At least 20 armed Russian police officers have raided a Moscow bank controlled by the billionaire owner of Britain's Independent and Evening Standard newspapers.
Tycoon and former KGB spy Alexander Lebedev was in the Moscow offices of his National Reserve Bank when police investigators arrived with an armed guard to seize documents, Mr Lebedev’s aide Artyom Artyomov said.
Mr Lebedev has ruffled feathers in the Kremlin in recent years by funding an opposition newspaper and standing against government candidates in elections, but his spokesman said he did not believe politics was behind the raid.
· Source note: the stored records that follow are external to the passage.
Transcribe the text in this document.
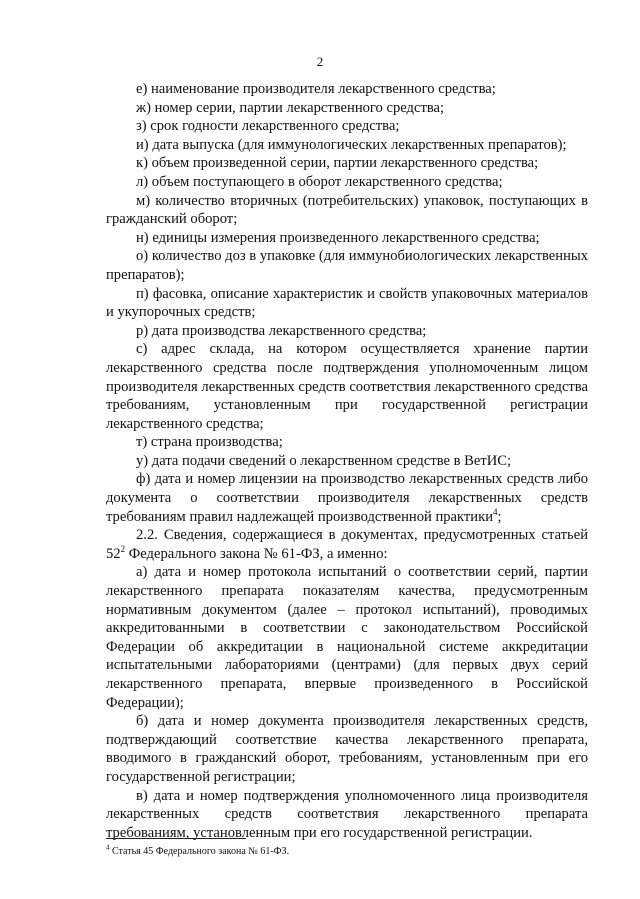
2

е) наименование производителя лекарственного средства;

ж) номер серии, партии лекарственного средства;

з) срок годности лекарственного средства;

и) дата выпуска (для иммунологических лекарственных препаратов);

к) объем произведенной серии, партии лекарственного средства;

л) объем поступающего в оборот лекарственного средства;

м) количество вторичных (потребительских) упаковок, поступающих в гражданский оборот;

н) единицы измерения произведенного лекарственного средства;

о) количество доз в упаковке (для иммунобиологических лекарственных препаратов);

п) фасовка, описание характеристик и свойств упаковочных материалов и укупорочных средств;

р) дата производства лекарственного средства;

с) адрес склада, на котором осуществляется хранение партии лекарственного средства после подтверждения уполномоченным лицом производителя лекарственных средств соответствия лекарственного средства требованиям, установленным при государственной регистрации лекарственного средства;

т) страна производства;

у) дата подачи сведений о лекарственном средстве в ВетИС;

ф) дата и номер лицензии на производство лекарственных средств либо документа о соответствии производителя лекарственных средств требованиям правил надлежащей производственной практики$^4$;

2.2. Сведения, содержащиеся в документах, предусмотренных статьей $52^2$ Федерального закона № 61-ФЗ, а именно:

а) дата и номер протокола испытаний о соответствии серий, партии лекарственного препарата показателям качества, предусмотренным нормативным документом (далее – протокол испытаний), проводимых аккредитованными в соответствии с законодательством Российской Федерации об аккредитации в национальной системе аккредитации испытательными лабораториями (центрами) (для первых двух серий лекарственного препарата, впервые произведенного в Российской Федерации);

б) дата и номер документа производителя лекарственных средств, подтверждающий соответствие качества лекарственного препарата, вводимого в гражданский оборот, требованиям, установленным при его государственной регистрации;

в) дата и номер подтверждения уполномоченного лица производителя лекарственных средств соответствия лекарственного препарата требованиям, установленным при его государственной регистрации.

$^4$ Статья 45 Федерального закона № 61-ФЗ.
‘This is known as a mask show in Russia: there are 20 or 30 people in masks and carrying automatic weapons,’ he told Reuters by telephone.
A Reuters photographer said two masked men holding semi-automatic weapons could be seen standing by the building.
High-profile raids by heavily-armed law enforcement agents in masks - known as mask shows - sometimes signal the onset of an attack on the business empires of Russian businessmen who have fallen out of favour with the Kremlin.
Mr Artyomov said Mr Lebedev was still present at the offices, just 7km from the Kremlin, but refused to speculate on what the raid could be linked to.
A Moscow police spokeswoman confirmed that agents from law enforcement agencies were at the bank's offices but gave no further details.
A former KGB spy who once worked at the Soviet embassy in London, Mr Lebedev built a fortune by trading securities in the chaos that followed the 1991 collapse of the Soviet Union.
But Mr Lebedev, who often sports ripped jeans and designer trainers, has raised eyebrows in Moscow over recent years by openly criticising Russia's paramount leader, Prime Minister Vladimir Putin.